Bland explained, “The statute governing Medicare and Medicaid reimbursements clearly provides that the agency is responsible for ensuring that patients receive the best possible care. Just as CMS predicates the receipt of federal dollars on compliance with other regulations and requirements—for example, homes may not be understaffed or make kickbacks to certain providers—it is entirely appropriate for CMS to condition federal taxpayer dollars on the provision of safe and high quality care at nursing homes and the prohibition of forced arbitration clauses.”

Daley also addressed the rule’s future—rather than retroactive—application. “If CMS had attempted to apply the rule retroactively to arbitration agreements already signed, the rule might have run headlong into the FAA,” he said. “While arguments may be made that making the rule retroactive would be permissible, I think this was an example of CMS compromising just a bit, and the compromise will still accomplish the ultimate goal—fairness in the nursing home admission process.”

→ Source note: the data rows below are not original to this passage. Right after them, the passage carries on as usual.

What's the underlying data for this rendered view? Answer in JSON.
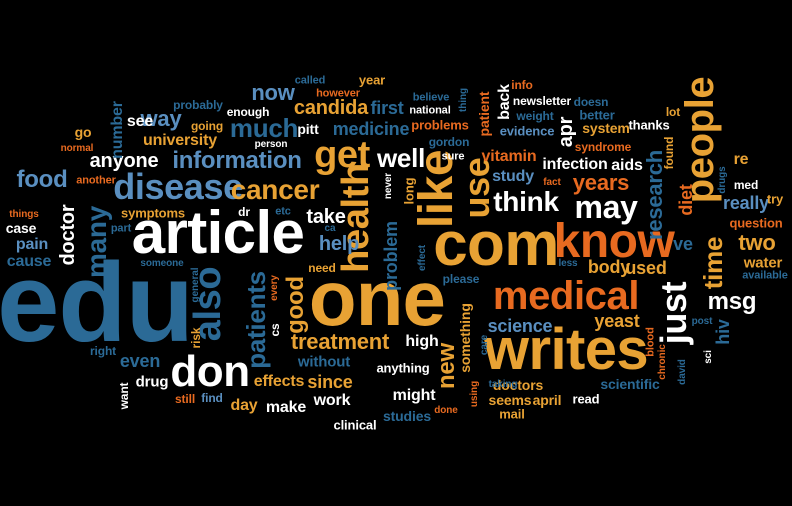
{
  "colors": {
    "background": "#000000",
    "palette": [
      "#ffffff",
      "#e8a234",
      "#c8641e",
      "#2b6a96",
      "#5a8fc0",
      "#e86a20",
      "#d24a14",
      "#8fb6d8"
    ]
  },
  "words": [
    {
      "text": "edu",
      "color": "#2b6a96",
      "vertical": false
    },
    {
      "text": "one",
      "color": "#e8a234",
      "vertical": false
    },
    {
      "text": "com",
      "color": "#e8a234",
      "vertical": false
    },
    {
      "text": "article",
      "color": "#ffffff",
      "vertical": false
    },
    {
      "text": "writes",
      "color": "#e8a234",
      "vertical": false
    },
    {
      "text": "know",
      "color": "#e86a20",
      "vertical": false
    },
    {
      "text": "like",
      "color": "#e8a234",
      "vertical": true
    },
    {
      "text": "medical",
      "color": "#e86a20",
      "vertical": false
    },
    {
      "text": "people",
      "color": "#e8a234",
      "vertical": true
    },
    {
      "text": "health",
      "color": "#e8a234",
      "vertical": true
    },
    {
      "text": "don",
      "color": "#ffffff",
      "vertical": false
    },
    {
      "text": "also",
      "color": "#2b6a96",
      "vertical": true
    },
    {
      "text": "get",
      "color": "#e8a234",
      "vertical": false
    },
    {
      "text": "disease",
      "color": "#5a8fc0",
      "vertical": false
    },
    {
      "text": "use",
      "color": "#e8a234",
      "vertical": true
    },
    {
      "text": "just",
      "color": "#ffffff",
      "vertical": true
    },
    {
      "text": "may",
      "color": "#ffffff",
      "vertical": false
    },
    {
      "text": "think",
      "color": "#ffffff",
      "vertical": false
    },
    {
      "text": "cancer",
      "color": "#e8a234",
      "vertical": false
    },
    {
      "text": "patients",
      "color": "#2b6a96",
      "vertical": true
    },
    {
      "text": "many",
      "color": "#2b6a96",
      "vertical": true
    },
    {
      "text": "information",
      "color": "#5a8fc0",
      "vertical": false
    },
    {
      "text": "much",
      "color": "#2b6a96",
      "vertical": false
    },
    {
      "text": "time",
      "color": "#e8a234",
      "vertical": true
    },
    {
      "text": "well",
      "color": "#ffffff",
      "vertical": false
    },
    {
      "text": "good",
      "color": "#e8a234",
      "vertical": true
    },
    {
      "text": "treatment",
      "color": "#e8a234",
      "vertical": false
    },
    {
      "text": "research",
      "color": "#2b6a96",
      "vertical": true
    },
    {
      "text": "msg",
      "color": "#ffffff",
      "vertical": false
    },
    {
      "text": "years",
      "color": "#e86a20",
      "vertical": false
    },
    {
      "text": "new",
      "color": "#e8a234",
      "vertical": true
    },
    {
      "text": "food",
      "color": "#5a8fc0",
      "vertical": false
    },
    {
      "text": "doctor",
      "color": "#ffffff",
      "vertical": true
    },
    {
      "text": "anyone",
      "color": "#ffffff",
      "vertical": false
    },
    {
      "text": "way",
      "color": "#5a8fc0",
      "vertical": false
    },
    {
      "text": "now",
      "color": "#5a8fc0",
      "vertical": false
    },
    {
      "text": "two",
      "color": "#e8a234",
      "vertical": false
    },
    {
      "text": "help",
      "color": "#5a8fc0",
      "vertical": false
    },
    {
      "text": "take",
      "color": "#ffffff",
      "vertical": false
    },
    {
      "text": "candida",
      "color": "#e8a234",
      "vertical": false
    },
    {
      "text": "medicine",
      "color": "#2b6a96",
      "vertical": false
    },
    {
      "text": "first",
      "color": "#2b6a96",
      "vertical": false
    },
    {
      "text": "problem",
      "color": "#2b6a96",
      "vertical": true
    },
    {
      "text": "science",
      "color": "#5a8fc0",
      "vertical": false
    },
    {
      "text": "yeast",
      "color": "#e8a234",
      "vertical": false
    },
    {
      "text": "used",
      "color": "#e8a234",
      "vertical": false
    },
    {
      "text": "body",
      "color": "#e8a234",
      "vertical": false
    },
    {
      "text": "really",
      "color": "#5a8fc0",
      "vertical": false
    },
    {
      "text": "ve",
      "color": "#2b6a96",
      "vertical": false
    },
    {
      "text": "apr",
      "color": "#ffffff",
      "vertical": true
    },
    {
      "text": "diet",
      "color": "#e86a20",
      "vertical": true
    },
    {
      "text": "hiv",
      "color": "#2b6a96",
      "vertical": true
    },
    {
      "text": "since",
      "color": "#e8a234",
      "vertical": false
    },
    {
      "text": "even",
      "color": "#2b6a96",
      "vertical": false
    },
    {
      "text": "effects",
      "color": "#e8a234",
      "vertical": false
    },
    {
      "text": "day",
      "color": "#e8a234",
      "vertical": false
    },
    {
      "text": "make",
      "color": "#ffffff",
      "vertical": false
    },
    {
      "text": "work",
      "color": "#ffffff",
      "vertical": false
    },
    {
      "text": "might",
      "color": "#ffffff",
      "vertical": false
    },
    {
      "text": "high",
      "color": "#ffffff",
      "vertical": false
    },
    {
      "text": "something",
      "color": "#e8a234",
      "vertical": true
    },
    {
      "text": "vitamin",
      "color": "#e86a20",
      "vertical": false
    },
    {
      "text": "study",
      "color": "#5a8fc0",
      "vertical": false
    },
    {
      "text": "infection",
      "color": "#ffffff",
      "vertical": false
    },
    {
      "text": "aids",
      "color": "#ffffff",
      "vertical": false
    },
    {
      "text": "number",
      "color": "#2b6a96",
      "vertical": true
    },
    {
      "text": "see",
      "color": "#ffffff",
      "vertical": false
    },
    {
      "text": "university",
      "color": "#e8a234",
      "vertical": false
    },
    {
      "text": "pitt",
      "color": "#ffffff",
      "vertical": false
    },
    {
      "text": "problems",
      "color": "#e86a20",
      "vertical": false
    },
    {
      "text": "evidence",
      "color": "#5a8fc0",
      "vertical": false
    },
    {
      "text": "back",
      "color": "#ffffff",
      "vertical": true
    },
    {
      "text": "pain",
      "color": "#5a8fc0",
      "vertical": false
    },
    {
      "text": "cause",
      "color": "#2b6a96",
      "vertical": false
    },
    {
      "text": "case",
      "color": "#ffffff",
      "vertical": false
    },
    {
      "text": "symptoms",
      "color": "#e8a234",
      "vertical": false
    },
    {
      "text": "drug",
      "color": "#ffffff",
      "vertical": false
    },
    {
      "text": "without",
      "color": "#2b6a96",
      "vertical": false
    },
    {
      "text": "anything",
      "color": "#ffffff",
      "vertical": false
    },
    {
      "text": "studies",
      "color": "#2b6a96",
      "vertical": false
    },
    {
      "text": "clinical",
      "color": "#ffffff",
      "vertical": false
    },
    {
      "text": "doctors",
      "color": "#e8a234",
      "vertical": false
    },
    {
      "text": "seems",
      "color": "#e8a234",
      "vertical": false
    },
    {
      "text": "april",
      "color": "#e8a234",
      "vertical": false
    },
    {
      "text": "read",
      "color": "#ffffff",
      "vertical": false
    },
    {
      "text": "scientific",
      "color": "#2b6a96",
      "vertical": false
    },
    {
      "text": "mail",
      "color": "#e8a234",
      "vertical": false
    },
    {
      "text": "water",
      "color": "#e8a234",
      "vertical": false
    },
    {
      "text": "question",
      "color": "#e86a20",
      "vertical": false
    },
    {
      "text": "try",
      "color": "#e8a234",
      "vertical": false
    },
    {
      "text": "available",
      "color": "#2b6a96",
      "vertical": false
    },
    {
      "text": "med",
      "color": "#ffffff",
      "vertical": false
    },
    {
      "text": "re",
      "color": "#e8a234",
      "vertical": false
    },
    {
      "text": "thanks",
      "color": "#ffffff",
      "vertical": false
    },
    {
      "text": "system",
      "color": "#e8a234",
      "vertical": false
    },
    {
      "text": "better",
      "color": "#2b6a96",
      "vertical": false
    },
    {
      "text": "syndrome",
      "color": "#e86a20",
      "vertical": false
    },
    {
      "text": "doesn",
      "color": "#2b6a96",
      "vertical": false
    },
    {
      "text": "newsletter",
      "color": "#ffffff",
      "vertical": false
    },
    {
      "text": "info",
      "color": "#e86a20",
      "vertical": false
    },
    {
      "text": "weight",
      "color": "#2b6a96",
      "vertical": false
    },
    {
      "text": "patient",
      "color": "#e86a20",
      "vertical": true
    },
    {
      "text": "thing",
      "color": "#2b6a96",
      "vertical": true
    },
    {
      "text": "lot",
      "color": "#e8a234",
      "vertical": false
    },
    {
      "text": "found",
      "color": "#e8a234",
      "vertical": true
    },
    {
      "text": "drugs",
      "color": "#2b6a96",
      "vertical": true
    },
    {
      "text": "year",
      "color": "#e8a234",
      "vertical": false
    },
    {
      "text": "called",
      "color": "#2b6a96",
      "vertical": false
    },
    {
      "text": "however",
      "color": "#e86a20",
      "vertical": false
    },
    {
      "text": "believe",
      "color": "#2b6a96",
      "vertical": false
    },
    {
      "text": "national",
      "color": "#ffffff",
      "vertical": false
    },
    {
      "text": "gordon",
      "color": "#2b6a96",
      "vertical": false
    },
    {
      "text": "sure",
      "color": "#ffffff",
      "vertical": false
    },
    {
      "text": "probably",
      "color": "#2b6a96",
      "vertical": false
    },
    {
      "text": "enough",
      "color": "#ffffff",
      "vertical": false
    },
    {
      "text": "going",
      "color": "#e8a234",
      "vertical": false
    },
    {
      "text": "person",
      "color": "#ffffff",
      "vertical": false
    },
    {
      "text": "go",
      "color": "#e8a234",
      "vertical": false
    },
    {
      "text": "normal",
      "color": "#e86a20",
      "vertical": false
    },
    {
      "text": "another",
      "color": "#e86a20",
      "vertical": false
    },
    {
      "text": "things",
      "color": "#e86a20",
      "vertical": false
    },
    {
      "text": "part",
      "color": "#2b6a96",
      "vertical": false
    },
    {
      "text": "dr",
      "color": "#ffffff",
      "vertical": false
    },
    {
      "text": "etc",
      "color": "#2b6a96",
      "vertical": false
    },
    {
      "text": "ca",
      "color": "#2b6a96",
      "vertical": false
    },
    {
      "text": "need",
      "color": "#e8a234",
      "vertical": false
    },
    {
      "text": "someone",
      "color": "#2b6a96",
      "vertical": false
    },
    {
      "text": "general",
      "color": "#2b6a96",
      "vertical": true
    },
    {
      "text": "every",
      "color": "#e86a20",
      "vertical": true
    },
    {
      "text": "cs",
      "color": "#ffffff",
      "vertical": true
    },
    {
      "text": "risk",
      "color": "#e8a234",
      "vertical": true
    },
    {
      "text": "right",
      "color": "#2b6a96",
      "vertical": false
    },
    {
      "text": "want",
      "color": "#ffffff",
      "vertical": true
    },
    {
      "text": "still",
      "color": "#e86a20",
      "vertical": false
    },
    {
      "text": "find",
      "color": "#5a8fc0",
      "vertical": false
    },
    {
      "text": "never",
      "color": "#ffffff",
      "vertical": true
    },
    {
      "text": "long",
      "color": "#e8a234",
      "vertical": true
    },
    {
      "text": "effect",
      "color": "#2b6a96",
      "vertical": true
    },
    {
      "text": "please",
      "color": "#2b6a96",
      "vertical": false
    },
    {
      "text": "less",
      "color": "#2b6a96",
      "vertical": false
    },
    {
      "text": "fact",
      "color": "#e86a20",
      "vertical": false
    },
    {
      "text": "care",
      "color": "#2b6a96",
      "vertical": true
    },
    {
      "text": "using",
      "color": "#e86a20",
      "vertical": true
    },
    {
      "text": "done",
      "color": "#e86a20",
      "vertical": false
    },
    {
      "text": "taking",
      "color": "#2b6a96",
      "vertical": false
    },
    {
      "text": "blood",
      "color": "#e86a20",
      "vertical": true
    },
    {
      "text": "chronic",
      "color": "#e86a20",
      "vertical": true
    },
    {
      "text": "post",
      "color": "#2b6a96",
      "vertical": false
    },
    {
      "text": "david",
      "color": "#2b6a96",
      "vertical": true
    },
    {
      "text": "sci",
      "color": "#ffffff",
      "vertical": true
    }
  ]
}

Daley also pointed to the future work that should be accomplished on behalf of nursing home residents. “Looking forward, many states—through individual state regulation—have created separate causes of action for elder abuse stemming from violations of state laws or regulations. It would be a terrific thing if Congress or CMS would create a federal equivalent by permitting a private cause of action for violations of the Nursing Home Reform Act [1987 legislation designed to fight nursing home abuse] or its regulations.”

Bland added, “The final rule is a historic and substantial step in favor of making nursing homes safer and improving the quality of medical care provided to some of America’s most vulnerable people. It is likely to literally save a number of lives. Advocates for patients are all extremely encouraged by this important and very positive development, and for good reason.”